The final piece on the recording, "Awaking the Winds" for chamber orchestra, is a composition in which Baker pursued a very different aesthetic direction from that taken in most of his compositions written before and since.

In all of the previous works on the disc, musical borrowing and stylistic allusion play significant roles. "Awaking the Winds," however, uses no conscious quotations whatsover, nor does it contain any extramusical or programmatic associations.

"Flights of Passage" is the latest of more than a dozen CDs that feature a broad spectrum of works by Jacobs School composition faculty and can be bought through the Jacobs School's MarketPlace or downloaded at CDBaby, iTunes and Amazon.com.

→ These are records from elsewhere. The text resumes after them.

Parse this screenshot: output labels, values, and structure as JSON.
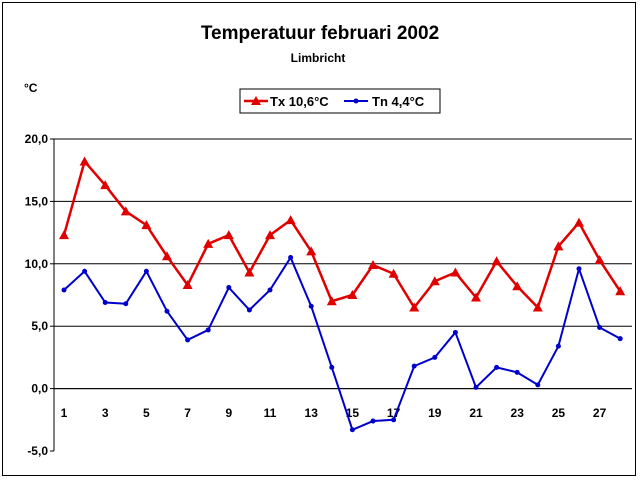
{
  "chart_data": {
    "type": "line",
    "title": "Temperatuur februari 2002",
    "subtitle": "Limbricht",
    "ylabel": "°C",
    "ylim": [
      -5,
      20
    ],
    "yticks": [
      20,
      15,
      10,
      5,
      0,
      -5
    ],
    "ytick_labels": [
      "20,0",
      "15,0",
      "10,0",
      "5,0",
      "0,0",
      "-5,0"
    ],
    "xlim": [
      1,
      28
    ],
    "xticks": [
      1,
      3,
      5,
      7,
      9,
      11,
      13,
      15,
      17,
      19,
      21,
      23,
      25,
      27
    ],
    "xtick_labels": [
      "1",
      "3",
      "5",
      "7",
      "9",
      "11",
      "13",
      "15",
      "17",
      "19",
      "21",
      "23",
      "25",
      "27"
    ],
    "grid": "horizontal",
    "legend_position": "top",
    "x": [
      1,
      2,
      3,
      4,
      5,
      6,
      7,
      8,
      9,
      10,
      11,
      12,
      13,
      14,
      15,
      16,
      17,
      18,
      19,
      20,
      21,
      22,
      23,
      24,
      25,
      26,
      27,
      28
    ],
    "series": [
      {
        "name": "Tx 10,6°C",
        "color": "#e00000",
        "marker": "triangle",
        "values": [
          12.3,
          18.2,
          16.3,
          14.2,
          13.1,
          10.6,
          8.3,
          11.6,
          12.3,
          9.3,
          12.3,
          13.5,
          11.0,
          7.0,
          7.5,
          9.9,
          9.2,
          6.5,
          8.6,
          9.3,
          7.3,
          10.2,
          8.2,
          6.5,
          11.4,
          13.3,
          10.3,
          7.8
        ]
      },
      {
        "name": "Tn 4,4°C",
        "color": "#0000cc",
        "marker": "circle",
        "values": [
          7.9,
          9.4,
          6.9,
          6.8,
          9.4,
          6.2,
          3.9,
          4.7,
          8.1,
          6.3,
          7.9,
          10.5,
          6.6,
          1.7,
          -3.3,
          -2.6,
          -2.5,
          1.8,
          2.5,
          4.5,
          0.1,
          1.7,
          1.3,
          0.3,
          3.4,
          9.6,
          4.9,
          4.0
        ]
      }
    ]
  }
}
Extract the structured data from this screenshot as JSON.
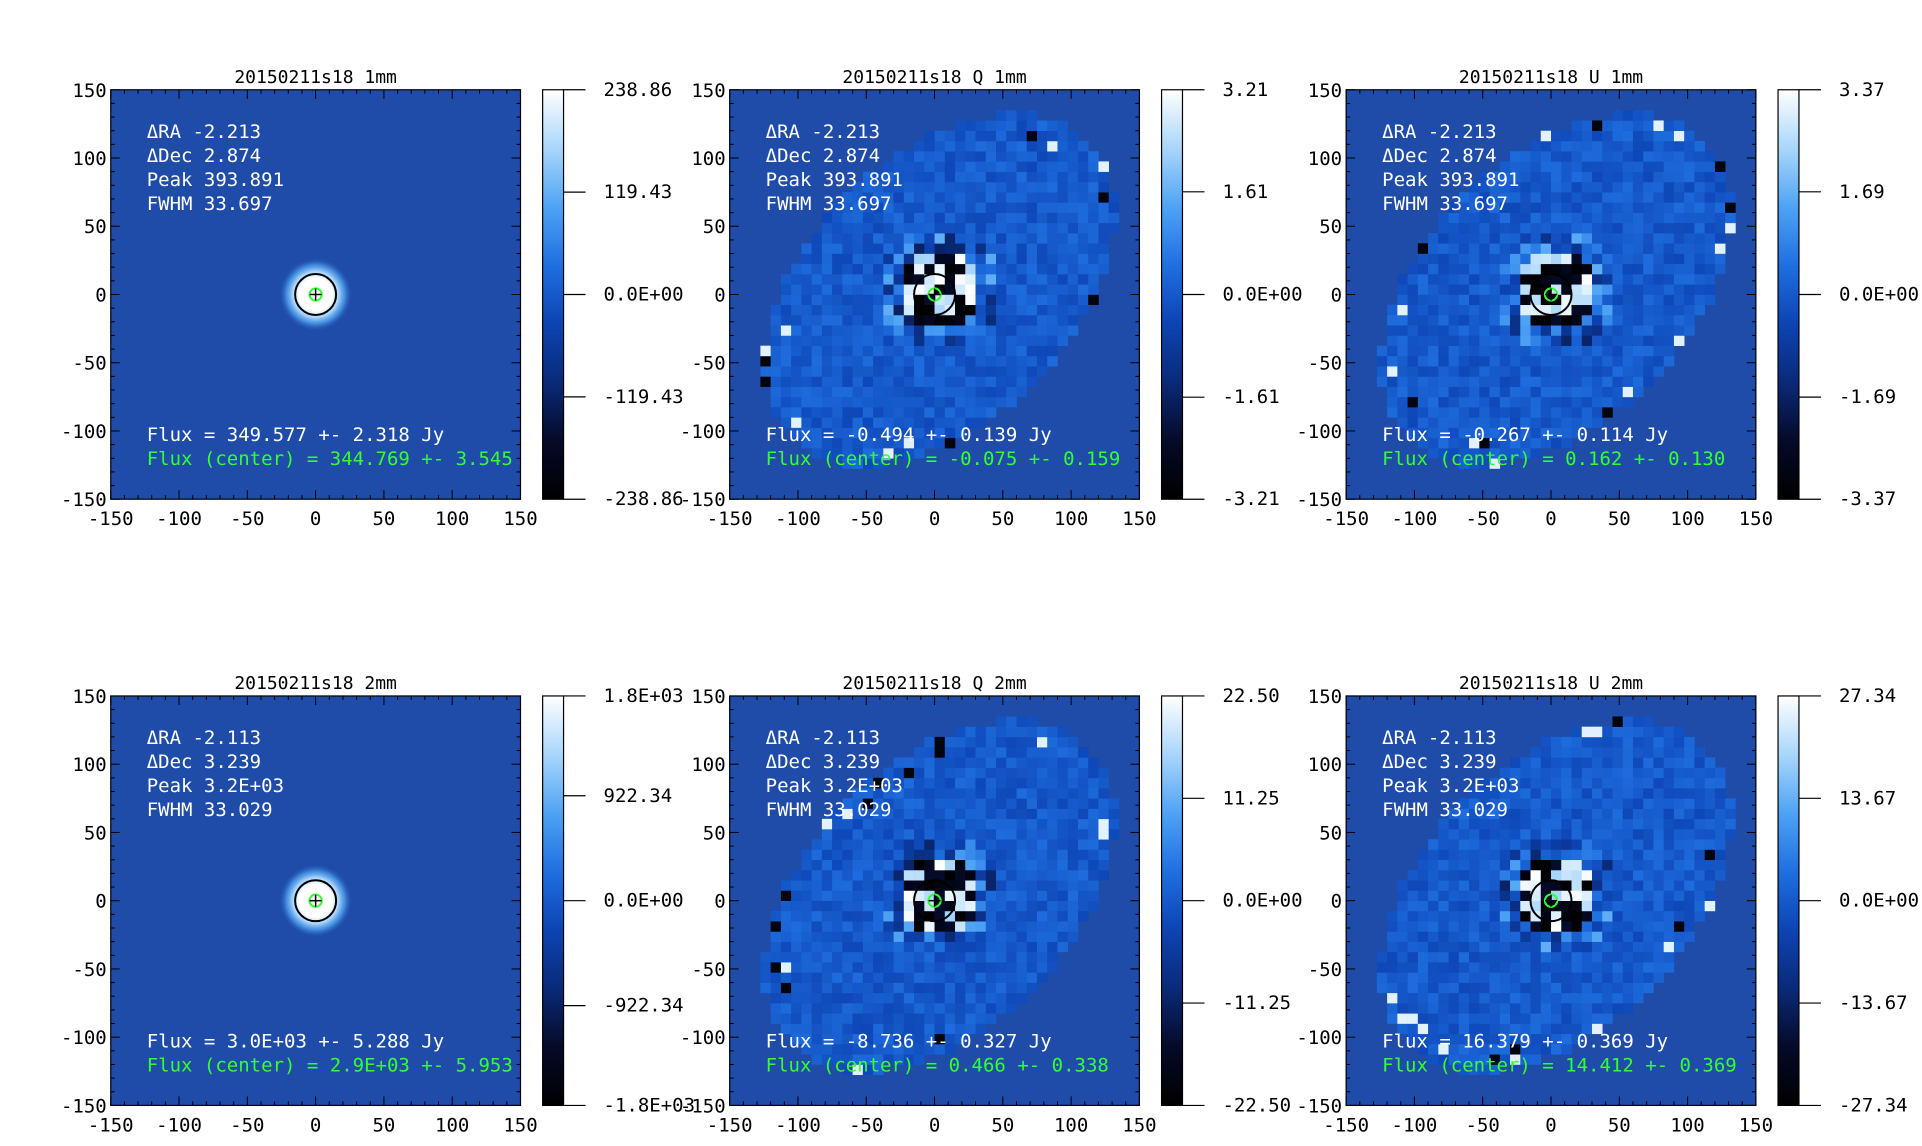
{
  "figure": {
    "colormap": [
      "#000000",
      "#050a28",
      "#0a2a78",
      "#0d44b4",
      "#1f6fe0",
      "#4ea3f4",
      "#a9d6fb",
      "#ffffff"
    ],
    "background_color": "#1e4ca8",
    "annotation_color": "#ffffff",
    "center_flux_color": "#33ff33"
  },
  "chart_data": [
    {
      "type": "heatmap",
      "title": "20150211s18 1mm",
      "map": "intensity",
      "xlim": [
        -150,
        150
      ],
      "ylim": [
        -150,
        150
      ],
      "xticks": [
        "-150",
        "-100",
        "-50",
        "0",
        "50",
        "100",
        "150"
      ],
      "yticks": [
        "150",
        "100",
        "50",
        "0",
        "-50",
        "-100",
        "-150"
      ],
      "colorbar": {
        "range": [
          -238.86,
          238.86
        ],
        "ticks": [
          "238.86",
          "119.43",
          "0.0E+00",
          "-119.43",
          "-238.86"
        ]
      },
      "annotations": [
        "ΔRA -2.213",
        "ΔDec 2.874",
        "Peak 393.891",
        "FWHM 33.697"
      ],
      "flux": "Flux = 349.577 +- 2.318 Jy",
      "flux_center": "Flux (center) = 344.769 +- 3.545"
    },
    {
      "type": "heatmap",
      "title": "20150211s18 Q 1mm",
      "map": "polarization",
      "xlim": [
        -150,
        150
      ],
      "ylim": [
        -150,
        150
      ],
      "xticks": [
        "-150",
        "-100",
        "-50",
        "0",
        "50",
        "100",
        "150"
      ],
      "yticks": [
        "150",
        "100",
        "50",
        "0",
        "-50",
        "-100",
        "-150"
      ],
      "colorbar": {
        "range": [
          -3.21,
          3.21
        ],
        "ticks": [
          "3.21",
          "1.61",
          "0.0E+00",
          "-1.61",
          "-3.21"
        ]
      },
      "annotations": [
        "ΔRA -2.213",
        "ΔDec 2.874",
        "Peak 393.891",
        "FWHM 33.697"
      ],
      "flux": "Flux = -0.494 +- 0.139 Jy",
      "flux_center": "Flux (center) = -0.075 +- 0.159"
    },
    {
      "type": "heatmap",
      "title": "20150211s18 U 1mm",
      "map": "polarization",
      "xlim": [
        -150,
        150
      ],
      "ylim": [
        -150,
        150
      ],
      "xticks": [
        "-150",
        "-100",
        "-50",
        "0",
        "50",
        "100",
        "150"
      ],
      "yticks": [
        "150",
        "100",
        "50",
        "0",
        "-50",
        "-100",
        "-150"
      ],
      "colorbar": {
        "range": [
          -3.37,
          3.37
        ],
        "ticks": [
          "3.37",
          "1.69",
          "0.0E+00",
          "-1.69",
          "-3.37"
        ]
      },
      "annotations": [
        "ΔRA -2.213",
        "ΔDec 2.874",
        "Peak 393.891",
        "FWHM 33.697"
      ],
      "flux": "Flux = -0.267 +- 0.114 Jy",
      "flux_center": "Flux (center) = 0.162 +- 0.130"
    },
    {
      "type": "heatmap",
      "title": "20150211s18 2mm",
      "map": "intensity",
      "xlim": [
        -150,
        150
      ],
      "ylim": [
        -150,
        150
      ],
      "xticks": [
        "-150",
        "-100",
        "-50",
        "0",
        "50",
        "100",
        "150"
      ],
      "yticks": [
        "150",
        "100",
        "50",
        "0",
        "-50",
        "-100",
        "-150"
      ],
      "colorbar": {
        "range": [
          -1800,
          1800
        ],
        "ticks": [
          "1.8E+03",
          "922.34",
          "0.0E+00",
          "-922.34",
          "-1.8E+03"
        ]
      },
      "annotations": [
        "ΔRA -2.113",
        "ΔDec 3.239",
        "Peak 3.2E+03",
        "FWHM 33.029"
      ],
      "flux": "Flux = 3.0E+03 +- 5.288 Jy",
      "flux_center": "Flux (center) = 2.9E+03 +- 5.953"
    },
    {
      "type": "heatmap",
      "title": "20150211s18 Q 2mm",
      "map": "polarization",
      "xlim": [
        -150,
        150
      ],
      "ylim": [
        -150,
        150
      ],
      "xticks": [
        "-150",
        "-100",
        "-50",
        "0",
        "50",
        "100",
        "150"
      ],
      "yticks": [
        "150",
        "100",
        "50",
        "0",
        "-50",
        "-100",
        "-150"
      ],
      "colorbar": {
        "range": [
          -22.5,
          22.5
        ],
        "ticks": [
          "22.50",
          "11.25",
          "0.0E+00",
          "-11.25",
          "-22.50"
        ]
      },
      "annotations": [
        "ΔRA -2.113",
        "ΔDec 3.239",
        "Peak 3.2E+03",
        "FWHM 33.029"
      ],
      "flux": "Flux = -8.736 +- 0.327 Jy",
      "flux_center": "Flux (center) = 0.466 +- 0.338"
    },
    {
      "type": "heatmap",
      "title": "20150211s18 U 2mm",
      "map": "polarization",
      "xlim": [
        -150,
        150
      ],
      "ylim": [
        -150,
        150
      ],
      "xticks": [
        "-150",
        "-100",
        "-50",
        "0",
        "50",
        "100",
        "150"
      ],
      "yticks": [
        "150",
        "100",
        "50",
        "0",
        "-50",
        "-100",
        "-150"
      ],
      "colorbar": {
        "range": [
          -27.34,
          27.34
        ],
        "ticks": [
          "27.34",
          "13.67",
          "0.0E+00",
          "-13.67",
          "-27.34"
        ]
      },
      "annotations": [
        "ΔRA -2.113",
        "ΔDec 3.239",
        "Peak 3.2E+03",
        "FWHM 33.029"
      ],
      "flux": "Flux = 16.379 +- 0.369 Jy",
      "flux_center": "Flux (center) = 14.412 +- 0.369"
    }
  ]
}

The CD was produced by Konrad Strauss, chair of the Jacobs School of Music Department of Recording Arts, and was recorded and edited by recording arts students Andrew Hey, Alex Kroh, Jeff Mee, and Grant Ripp.

About Claude Baker

As a composer, Baker has received a number of professional honors, including an Academy Award in Music from the American Academy of Arts and Letters; two Kennedy Center Friedheim Awards; a Manuel de Falla Prize (Madrid); the Eastman-Leonard and George Eastman Prizes; BMI-SCA and ASCAP awards; commissions from the Koussevitzky Music Foundation, the Fromm Music Foundation, the Barlow Endowment for Music Composition and Meet the Composer (Commissioning Music/USA); a Paul Fromm Residency at the American Academy in Rome; and fellowships from the John Simon Guggenheim Memorial Foundation, the National Endowment for the Arts, the Rockefeller Foundation, the Bogliasco Foundation and the state arts councils of Indiana, Kentucky and New York.

In addition to the Jacobs School of Music, Baker has served on the faculties of the University of Georgia and the University of Louisville, and has been a visiting professor at the Eastman School of Music.

In 1991, he was appointed composer-in-residence of the Saint Louis Symphony Orchestra, a position he held for eight years. In recognition of his contributions to the St. Louis community during that period, Baker was awarded an honorary doctorate by the University of Missouri-St. Louis in 1999.